Я вздрогнул от внезапного стука по плексигласу. Оказалось, ко мне подошел со спины надзиратель, сотрудник «Уэкенхата», а я, поглощенный историей Саиду, вздрогнул и уронил свою кепку. Охранник сказал: «Ребята, у вас тридцать минут». Саиду глянул на него из-за перегородки, снизу вверх, улыбнулся и поблагодарил. А потом снова понизил голос, подался вперед и заговорил еще быстрее: казалось, слова беспрепятственно хлынули из какого-то водоносного пласта его памяти, раньше не находившего себе выхода.
В ту ночь он спал на ветру, который дул из открытого окна, пока его не разбудило какое-то шипение. Он открыл глаза, но не шелохнулся и увидел в обугленной темноте, на другом конце длинной комнаты, небольшую белую змею. Закаменел, размышляя, увидела ли его змея, но она всё шевелилась, словно разыскивая что-то. Потом из окна повеяло сквозняком, и Саиду увидел, что на самом деле это не змея, а раскрытая тетрадь: ее страницы трепыхались на ветру. Воспоминание об этом видении застряло в голове, сказал он, потому что он часто размышлял – и в те времена, и потом, – означает ли оно что-то для его будущего. Наступило утро, и он просидел в школе весь день, прятался, там же, когда стемнело, остался ночевать. Той ночью тетрадь снова трепыхалась в темноте и составляла ему компанию; он полуспал, полубодрствовал, глядя, как взлетают и опадают ее страницы, и иногда ему представлялось, что это змея, а иногда – что это тетрадь. На следующий день он увидел нигерийских солдат из ЭКОМОГ [24]
, и они дали ему вареного риса. Он притворился умственно отсталым и попросил, чтобы они его подвезли, доехал на их бронетранспортере до самой Гбарнги – это на севере страны.

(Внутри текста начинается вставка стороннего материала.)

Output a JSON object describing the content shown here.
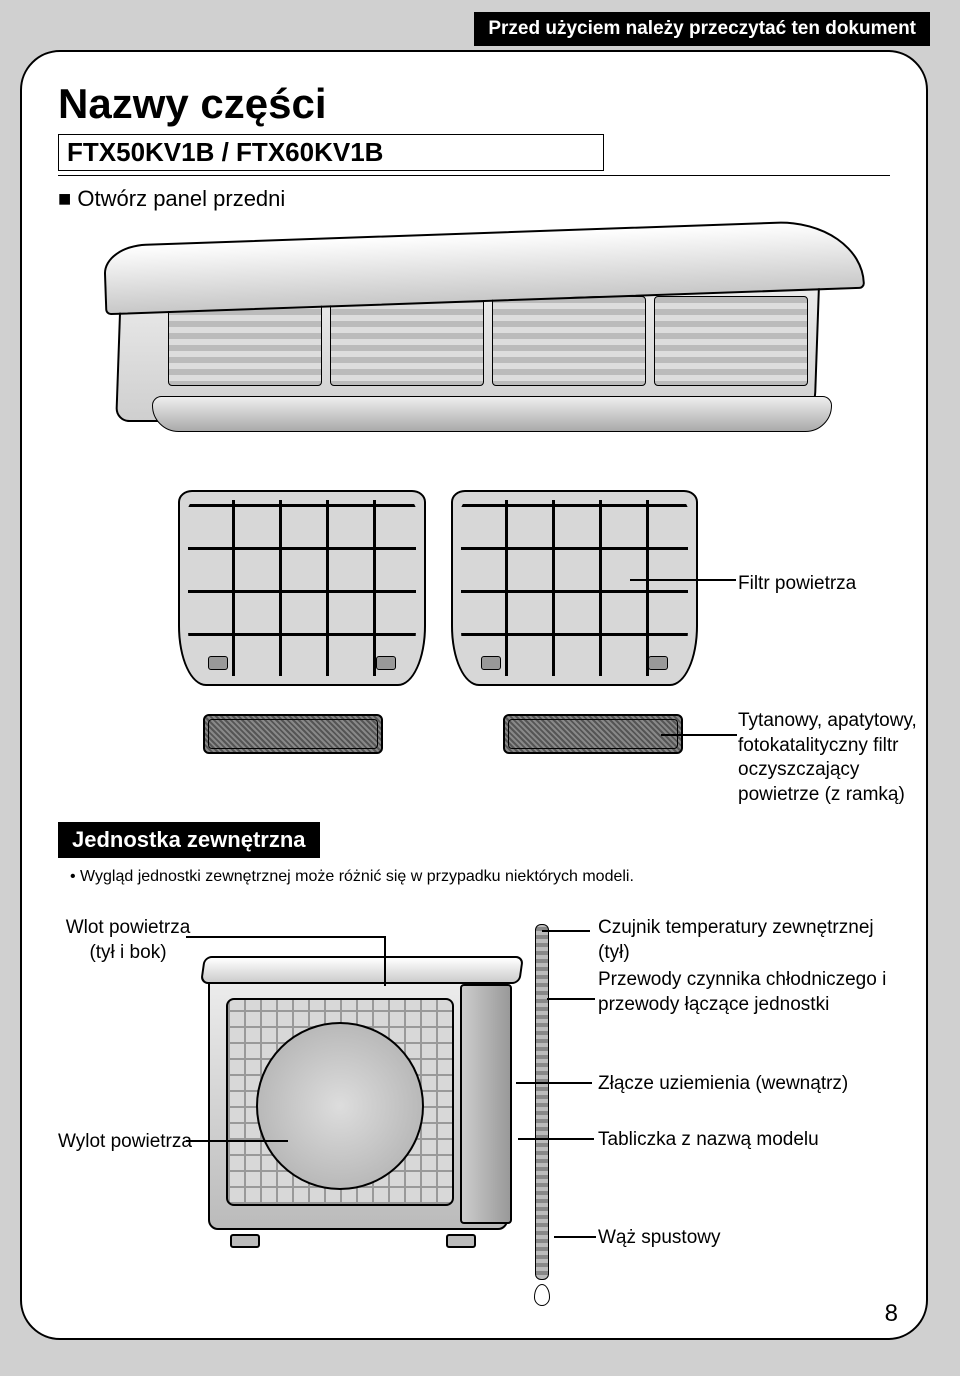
{
  "header": {
    "banner": "Przed użyciem należy przeczytać ten dokument"
  },
  "title": "Nazwy części",
  "model": "FTX50KV1B / FTX60KV1B",
  "instruction": "Otwórz panel przedni",
  "indoor": {
    "filter_label": "Filtr powietrza",
    "deo_label": "Tytanowy, apatytowy, fotokatalityczny filtr oczyszczający powietrze (z ramką)"
  },
  "outdoor": {
    "section_title": "Jednostka zewnętrzna",
    "note": "Wygląd jednostki zewnętrznej może różnić się w przypadku niektórych modeli.",
    "wlot": "Wlot powietrza (tył i bok)",
    "wylot": "Wylot powietrza",
    "r1": "Czujnik temperatury zewnętrznej (tył)",
    "r2": "Przewody czynnika chłodniczego i przewody łączące jednostki",
    "r3": "Złącze uziemienia (wewnątrz)",
    "r4": "Tabliczka z nazwą modelu",
    "r5": "Wąż spustowy"
  },
  "page_number": "8",
  "style": {
    "page_bg": "#d0d0d0",
    "card_bg": "#ffffff",
    "border_color": "#000000",
    "banner_bg": "#000000",
    "banner_fg": "#ffffff",
    "title_fontsize": 42,
    "model_fontsize": 26,
    "body_fontsize": 19,
    "note_fontsize": 16,
    "card_radius": 40
  }
}
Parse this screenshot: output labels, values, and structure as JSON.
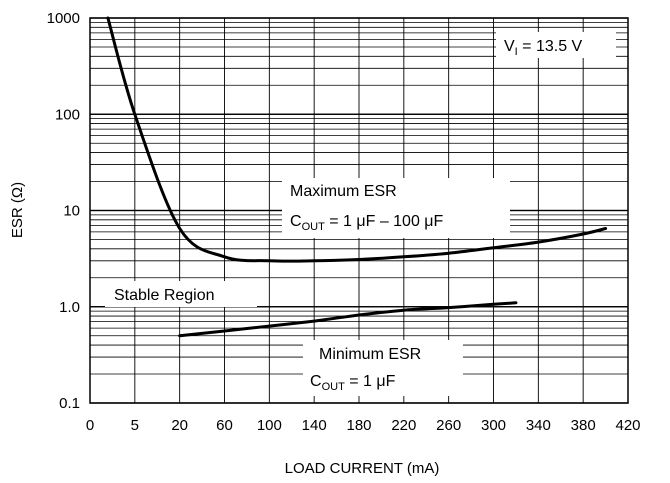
{
  "chart_data": {
    "type": "line",
    "title": "",
    "xlabel": "LOAD CURRENT (mA)",
    "ylabel": "ESR (Ω)",
    "y_scale": "log",
    "ylim": [
      0.1,
      1000
    ],
    "grid": true,
    "x_tick_labels": [
      "0",
      "5",
      "20",
      "60",
      "100",
      "140",
      "180",
      "220",
      "260",
      "300",
      "340",
      "380",
      "420"
    ],
    "y_tick_labels": [
      "0.1",
      "1.0",
      "10",
      "100",
      "1000"
    ],
    "series": [
      {
        "name": "Maximum ESR",
        "x": [
          "2",
          "5",
          "20",
          "60",
          "100",
          "140",
          "180",
          "220",
          "260",
          "300",
          "340",
          "380",
          "400"
        ],
        "y": [
          1000,
          100,
          6.5,
          3.3,
          3.0,
          3.0,
          3.1,
          3.3,
          3.6,
          4.1,
          4.7,
          5.7,
          6.5
        ]
      },
      {
        "name": "Minimum ESR",
        "x": [
          "20",
          "60",
          "100",
          "140",
          "180",
          "220",
          "260",
          "300",
          "320"
        ],
        "y": [
          0.5,
          0.56,
          0.63,
          0.71,
          0.82,
          0.92,
          0.98,
          1.06,
          1.1
        ]
      }
    ],
    "annotations": {
      "vi": {
        "main": "V",
        "sub": "I",
        "rest": " = 13.5 V"
      },
      "max": {
        "line1": "Maximum ESR",
        "c": "C",
        "c_sub": "OUT",
        "c_rest": " = 1 μF – 100 μF"
      },
      "stable": "Stable Region",
      "min": {
        "line1": "Minimum ESR",
        "c": "C",
        "c_sub": "OUT",
        "c_rest": " = 1 μF"
      }
    }
  }
}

Оттуда пошел пешком в Гвинею, шел много дней, надевал попеременно то сандалии, то бутсы. И сандалии, и бутсы натирали ноги, но в разных местах. Когда хотелось пить, пил из луж. Голодал, но старался не думать о еде. Он не может припомнить ни как дошел пешком, за девяносто миль, до какого-то захолустного гвинейского городка, ни какими судьбами его потом занесло в Бамако – туда он въехал, сидя на заднем сиденье на мотоцикле какого-то фермера.Идея попасть в Америку уже крепко засела в его голове. В Бамако, не зная ни слова ни на бамана, ни на французском, он болтался у парковки, питался объедками на рынке, ночевал под рыночными прилавками, и иногда ему снилось, что на него набрасываются гиены. Однажды ему явился во сне школьный приятель с обрубленной рукой: с нее лилась кровь. В других снах появлялись его мать, тетя и сестра: все они сгрудились вокруг прилавка, все истекали кровью.